一連の措置に対し、北ミトロヴィツァのセルビア系住民からは強い反発と不安の声が上がっている。特にセルビア系の医療・教育機関のコソヴォ制度への統合については、「セルビア人の生存のためのレッドラインだ」として断固反対する意見が聞かれた。同時に、これらの重要な問題に対してセルビア本国政府が公式な反応を示していないことへの不満や諦めの声も広がっている。

コソヴォのクルティ政権は、2022年以降、セルビア政府発行車両ナンバープレートの使用禁止、コソヴォ北部におけるセルビア系行政機関や金融機関の強制的な閉鎖、セルビア通貨ディナールの使用禁止、セルビア人住民が所有する土地の強制収用といった、コソヴォ北部のセルビア系住民に対する圧力を強める措置を次々と行ってきている。

これらの措置は、コソヴォのセルビアからの独立を支援してきた欧米諸国との協調無しに一方的に強行されており、米国やEUは、クルティ政権に対する懸念や批判を繰り返し表明してきている。一方的な行動を繰り返すクルティ政権に対し、EUは2023年6月以来、コソヴォに対する一部経済援助の停止やEU及びEU加盟国とコソヴォの要人往来の制限といった措置を導入しており、コソヴォ側はこれを事実上の制裁措置と見なしている。

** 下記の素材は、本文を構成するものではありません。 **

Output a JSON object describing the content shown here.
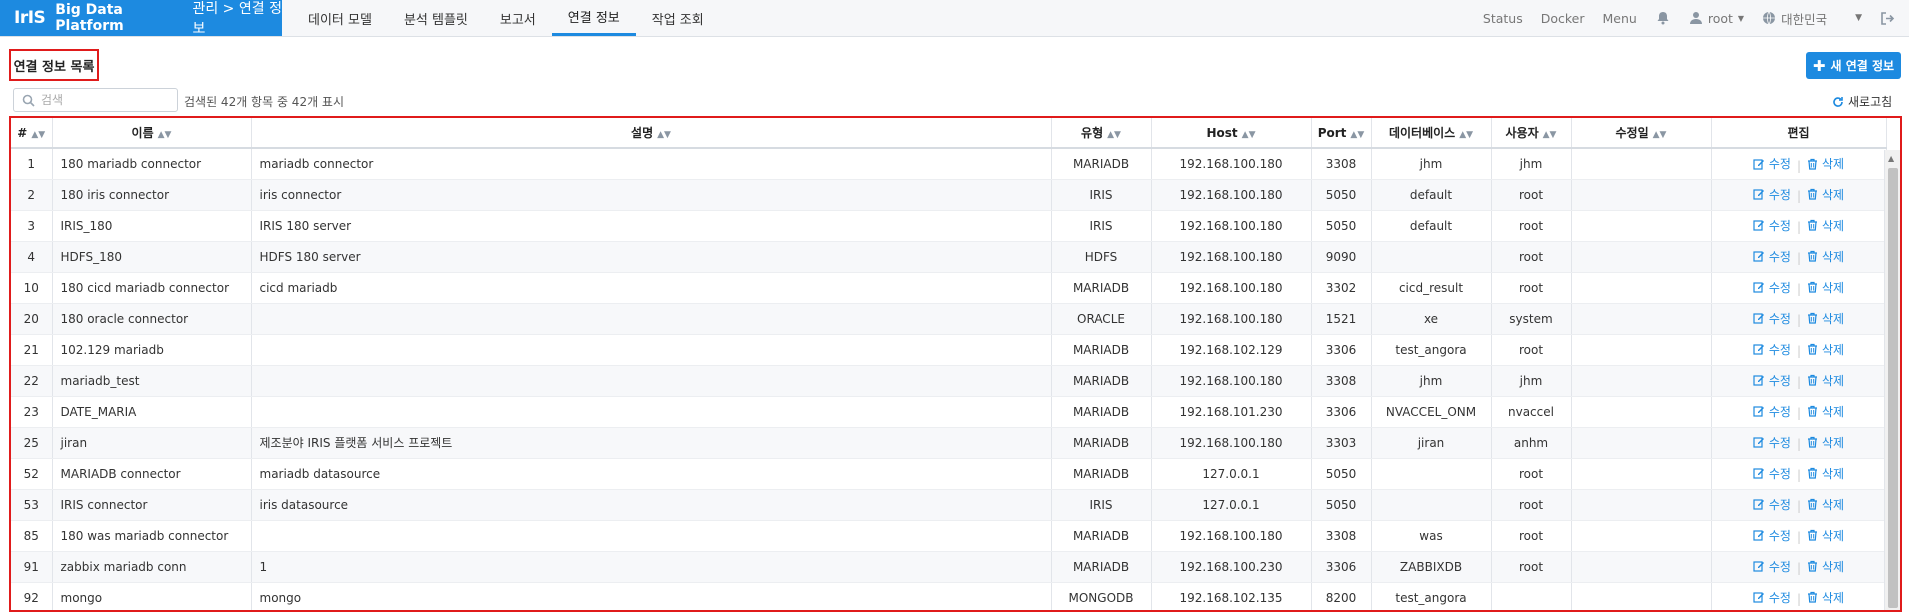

しかし、クルティ政権はこうした欧米からの批判を事実上無視し続けてきており、最近も、コソヴォ訪問中のセルビア政府高官を拘束する、10月に予定されているコソヴォ地方選挙へのセルビア系主要政党の参加を認めない、セルビア系住民が強く反対する南北ミトロヴィツァを結ぶ橋の開通を強行するなどの一方的な行動を見せている。

クルティ政権下において、コソヴォと欧米との関係は大きく変化してきている。特に、1999年のNATOによる対ユーゴ空爆を主導し、また2008年の一方的独立宣言とその後のコソヴォ独立承認国の拡大を支援し続けてきた米国は、コソヴォにとって名実ともに最大の後見役となってきたが、それだけに、戦略対話の無期限停止という今回の米国の措置はコソヴォにとって大きな打撃であり、コソヴォの外交や内政のみならず、停滞しているセルビアとの関係正常化対話や、西バルカン地域全体の情勢に与える影響も無視できない。